I. Sell or lease land. The federal government owns about 700 million acres, more than one-fourth of all land in the U.S. For fiscal year 2007, the government valued its land holdings only at about $1 trillion -- but that includes a zero-dollar valuation for much of the acreage because it was never "purchased." The national debt is approximately $14 trillion. The proceeds from sales/mortgages/leases will fund our current and near-term liabilities and, with other changes, will completely eliminate our debt.
II. Social Security. Workers below the age of 55 shall have the option of placing their retirement contributions in private savings accounts.
III. Medicare. Health care needs of those below the age of 55 shall be addressed with individual, tax-free health savings accounts. From these accounts, people can purchase policies with high deductibles, as we do with auto insurance. Non-emergency matters will be paid for out-of-pocket from the accounts.
IV. Medicaid. Those currently on Medicaid must be grandfathered in, but by a date certain, all federal welfare payments will stop. The needs of the needy will be handled by the states and/or by the unparalleled generosity of the American people.
V. Eliminate, privatize, outsource or sell/lease many federal activities. These include, but are not limited to, Amtrak; the Tennessee Valley Authority; government-operated dams and nuclear power plants; the federal student aid grants and loans; public housing; the Food and Drug Administration; the Occupational Safety and Health Administration; the departments of Energy, Education, and Housing and Urban Development; the Environmental Protection Agency; Freddie Mac; Fannie Mae; the National Institutes of Health; and the Federal Housing Administration.
VI. Repeal laws that violate the principle of federalism, such as wage and hour laws; federal minimum wage; the Clean Air Act; the Americans with Disabilities Act; equal pay laws; the Davis-Bacon Act (mandating prevailing union wages for those working under federal contracts); and all federal anti-discrimination laws that apply to the private sector.

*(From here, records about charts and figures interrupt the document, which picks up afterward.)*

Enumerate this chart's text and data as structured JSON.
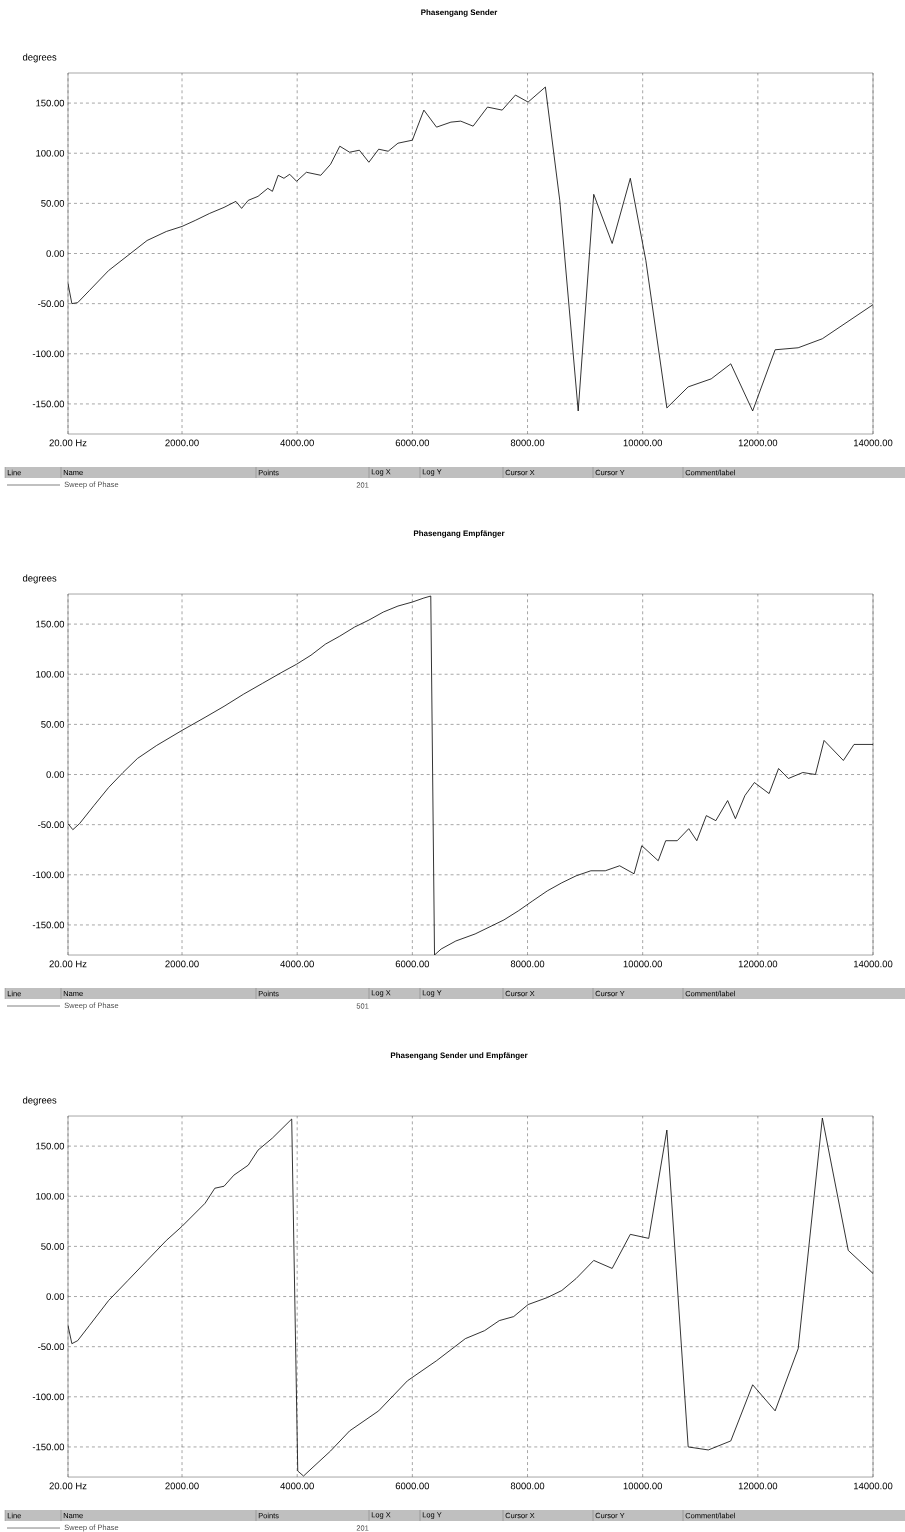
{
  "chart_data": [
    {
      "type": "line",
      "title": "Phasengang Sender",
      "ylabel": "degrees",
      "xlim": [
        20,
        14000
      ],
      "ylim": [
        -180,
        180
      ],
      "grid": true,
      "legend": "bottom",
      "marker": "none",
      "line_style": "solid",
      "xticks": [
        {
          "value": 20,
          "label": "20.00 Hz"
        },
        {
          "value": 2000,
          "label": "2000.00"
        },
        {
          "value": 4000,
          "label": "4000.00"
        },
        {
          "value": 6000,
          "label": "6000.00"
        },
        {
          "value": 8000,
          "label": "8000.00"
        },
        {
          "value": 10000,
          "label": "10000.00"
        },
        {
          "value": 12000,
          "label": "12000.00"
        },
        {
          "value": 14000,
          "label": "14000.00"
        }
      ],
      "yticks": [
        {
          "value": -150,
          "label": "-150.00"
        },
        {
          "value": -100,
          "label": "-100.00"
        },
        {
          "value": -50,
          "label": "-50.00"
        },
        {
          "value": 0,
          "label": "0.00"
        },
        {
          "value": 50,
          "label": "50.00"
        },
        {
          "value": 100,
          "label": "100.00"
        },
        {
          "value": 150,
          "label": "150.00"
        }
      ],
      "annotations": [
        "Line",
        "Name",
        "Points",
        "Log X",
        "Log Y",
        "Cursor X",
        "Cursor Y",
        "Comment/label",
        "201"
      ],
      "series": [
        {
          "name": "Sweep of Phase",
          "color": "#000000",
          "x": [
            20,
            87,
            188,
            390,
            725,
            1060,
            1394,
            1729,
            2000,
            2230,
            2480,
            2730,
            2935,
            3035,
            3150,
            3320,
            3490,
            3570,
            3670,
            3770,
            3870,
            3990,
            4160,
            4410,
            4580,
            4740,
            4910,
            5080,
            5245,
            5415,
            5580,
            5750,
            6000,
            6200,
            6420,
            6670,
            6840,
            7055,
            7305,
            7560,
            7790,
            8010,
            8310,
            8560,
            8880,
            9150,
            9470,
            9785,
            10055,
            10420,
            10790,
            11190,
            11530,
            11910,
            12300,
            12700,
            13120,
            14000
          ],
          "values": [
            -30,
            -50,
            -49,
            -37,
            -17,
            -2,
            13,
            22,
            27,
            33,
            40,
            46,
            52,
            45,
            53,
            57,
            65,
            62,
            78,
            75,
            79,
            72,
            81,
            78,
            89,
            107,
            101,
            103,
            91,
            104,
            102,
            110,
            113,
            143,
            126,
            131,
            132,
            127,
            146,
            143,
            158,
            151,
            166,
            53,
            -157,
            59,
            10,
            75,
            -7,
            -154,
            -133,
            -125,
            -110,
            -157,
            -96,
            -94,
            -85,
            -51
          ]
        }
      ]
    },
    {
      "type": "line",
      "title": "Phasengang Empfänger",
      "ylabel": "degrees",
      "xlim": [
        20,
        14000
      ],
      "ylim": [
        -180,
        180
      ],
      "grid": true,
      "legend": "bottom",
      "marker": "none",
      "line_style": "solid",
      "xticks": [
        {
          "value": 20,
          "label": "20.00 Hz"
        },
        {
          "value": 2000,
          "label": "2000.00"
        },
        {
          "value": 4000,
          "label": "4000.00"
        },
        {
          "value": 6000,
          "label": "6000.00"
        },
        {
          "value": 8000,
          "label": "8000.00"
        },
        {
          "value": 10000,
          "label": "10000.00"
        },
        {
          "value": 12000,
          "label": "12000.00"
        },
        {
          "value": 14000,
          "label": "14000.00"
        }
      ],
      "yticks": [
        {
          "value": -150,
          "label": "-150.00"
        },
        {
          "value": -100,
          "label": "-100.00"
        },
        {
          "value": -50,
          "label": "-50.00"
        },
        {
          "value": 0,
          "label": "0.00"
        },
        {
          "value": 50,
          "label": "50.00"
        },
        {
          "value": 100,
          "label": "100.00"
        },
        {
          "value": 150,
          "label": "150.00"
        }
      ],
      "annotations": [
        "Line",
        "Name",
        "Points",
        "Log X",
        "Log Y",
        "Cursor X",
        "Cursor Y",
        "Comment/label",
        "501"
      ],
      "series": [
        {
          "name": "Sweep of Phase",
          "color": "#000000",
          "x": [
            20,
            104,
            220,
            470,
            725,
            975,
            1226,
            1560,
            2000,
            2400,
            2730,
            3065,
            3400,
            3735,
            3990,
            4240,
            4490,
            4740,
            4995,
            5245,
            5495,
            5750,
            6000,
            6200,
            6320,
            6385,
            6500,
            6755,
            7090,
            7340,
            7590,
            7840,
            8090,
            8345,
            8595,
            8845,
            9100,
            9350,
            9600,
            9850,
            9985,
            10270,
            10400,
            10600,
            10800,
            10940,
            11105,
            11270,
            11475,
            11610,
            11775,
            11940,
            12195,
            12360,
            12530,
            12780,
            13000,
            13150,
            13485,
            13670,
            14000
          ],
          "values": [
            -49,
            -55,
            -49,
            -31,
            -13,
            2,
            16,
            29,
            44,
            57,
            68,
            80,
            91,
            102,
            110,
            119,
            130,
            138,
            147,
            154,
            162,
            168,
            172,
            176,
            178,
            -180,
            -174,
            -166,
            -159,
            -152,
            -145,
            -136,
            -126,
            -116,
            -108,
            -101,
            -96,
            -96,
            -91,
            -99,
            -71,
            -86,
            -66,
            -66,
            -54,
            -66,
            -41,
            -46,
            -26,
            -44,
            -21,
            -8,
            -19,
            6,
            -4,
            2,
            0,
            34,
            14,
            30,
            30
          ]
        }
      ]
    },
    {
      "type": "line",
      "title": "Phasengang Sender und Empfänger",
      "ylabel": "degrees",
      "xlim": [
        20,
        14000
      ],
      "ylim": [
        -180,
        180
      ],
      "grid": true,
      "legend": "bottom",
      "marker": "none",
      "line_style": "solid",
      "xticks": [
        {
          "value": 20,
          "label": "20.00 Hz"
        },
        {
          "value": 2000,
          "label": "2000.00"
        },
        {
          "value": 4000,
          "label": "4000.00"
        },
        {
          "value": 6000,
          "label": "6000.00"
        },
        {
          "value": 8000,
          "label": "8000.00"
        },
        {
          "value": 10000,
          "label": "10000.00"
        },
        {
          "value": 12000,
          "label": "12000.00"
        },
        {
          "value": 14000,
          "label": "14000.00"
        }
      ],
      "yticks": [
        {
          "value": -150,
          "label": "-150.00"
        },
        {
          "value": -100,
          "label": "-100.00"
        },
        {
          "value": -50,
          "label": "-50.00"
        },
        {
          "value": 0,
          "label": "0.00"
        },
        {
          "value": 50,
          "label": "50.00"
        },
        {
          "value": 100,
          "label": "100.00"
        },
        {
          "value": 150,
          "label": "150.00"
        }
      ],
      "annotations": [
        "Line",
        "Name",
        "Points",
        "Log X",
        "Log Y",
        "Cursor X",
        "Cursor Y",
        "Comment/label",
        "201"
      ],
      "series": [
        {
          "name": "Sweep of Phase",
          "color": "#000000",
          "x": [
            20,
            87,
            188,
            390,
            725,
            1060,
            1394,
            1729,
            2000,
            2400,
            2570,
            2730,
            2900,
            3150,
            3320,
            3570,
            3905,
            4010,
            4110,
            4240,
            4580,
            4910,
            5415,
            5915,
            6420,
            6920,
            7255,
            7510,
            7760,
            8010,
            8345,
            8595,
            8845,
            9150,
            9470,
            9785,
            10105,
            10420,
            10790,
            11140,
            11530,
            11910,
            12300,
            12700,
            13120,
            13570,
            14000
          ],
          "values": [
            -29,
            -47,
            -44,
            -29,
            -4,
            16,
            36,
            56,
            70,
            93,
            108,
            110,
            121,
            131,
            146,
            158,
            177,
            -174,
            -179,
            -172,
            -154,
            -134,
            -114,
            -84,
            -64,
            -42,
            -34,
            -24,
            -20,
            -8,
            -1,
            6,
            18,
            36,
            28,
            62,
            58,
            166,
            -150,
            -153,
            -144,
            -88,
            -114,
            -52,
            178,
            46,
            23
          ]
        }
      ]
    }
  ]
}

VII. Taxes. Eliminate income, corporate, capital gains, dividend and estate taxes. Given the reduced size of government, the limited duties of the federal government as described in Article I, Section 8 of the Constitution will be funded, as the Founding Fathers envisioned, with duties and tariffs.

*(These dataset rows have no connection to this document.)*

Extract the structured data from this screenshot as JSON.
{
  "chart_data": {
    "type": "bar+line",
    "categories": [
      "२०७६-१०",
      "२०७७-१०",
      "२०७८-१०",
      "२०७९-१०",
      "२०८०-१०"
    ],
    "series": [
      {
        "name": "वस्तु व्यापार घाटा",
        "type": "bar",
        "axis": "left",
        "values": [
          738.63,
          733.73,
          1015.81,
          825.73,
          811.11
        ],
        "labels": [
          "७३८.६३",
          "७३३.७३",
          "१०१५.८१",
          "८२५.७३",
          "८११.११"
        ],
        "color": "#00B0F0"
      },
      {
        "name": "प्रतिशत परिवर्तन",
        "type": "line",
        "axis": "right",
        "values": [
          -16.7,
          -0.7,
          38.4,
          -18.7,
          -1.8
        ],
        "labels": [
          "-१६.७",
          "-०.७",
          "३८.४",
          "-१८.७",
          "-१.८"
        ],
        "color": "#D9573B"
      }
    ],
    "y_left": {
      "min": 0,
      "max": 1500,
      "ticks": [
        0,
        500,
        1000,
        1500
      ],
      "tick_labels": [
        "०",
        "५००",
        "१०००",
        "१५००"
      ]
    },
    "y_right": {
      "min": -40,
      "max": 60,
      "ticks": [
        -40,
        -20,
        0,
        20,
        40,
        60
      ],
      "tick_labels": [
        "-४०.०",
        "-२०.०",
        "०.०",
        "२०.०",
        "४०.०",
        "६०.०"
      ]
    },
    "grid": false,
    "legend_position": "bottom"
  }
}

In the game of Monopoly if you get into financial trouble and do not have enough case to cover your debts you cannot borrow from the bank or another player (like China).You have to take stock and mortgage or sell some of your assets if you want to continue playing the game. With some intelligent moves and a bit of luck it is possible to recoup some of your assets and eventually win the game. If you do not you will be in bankruptcy and you are out of the game.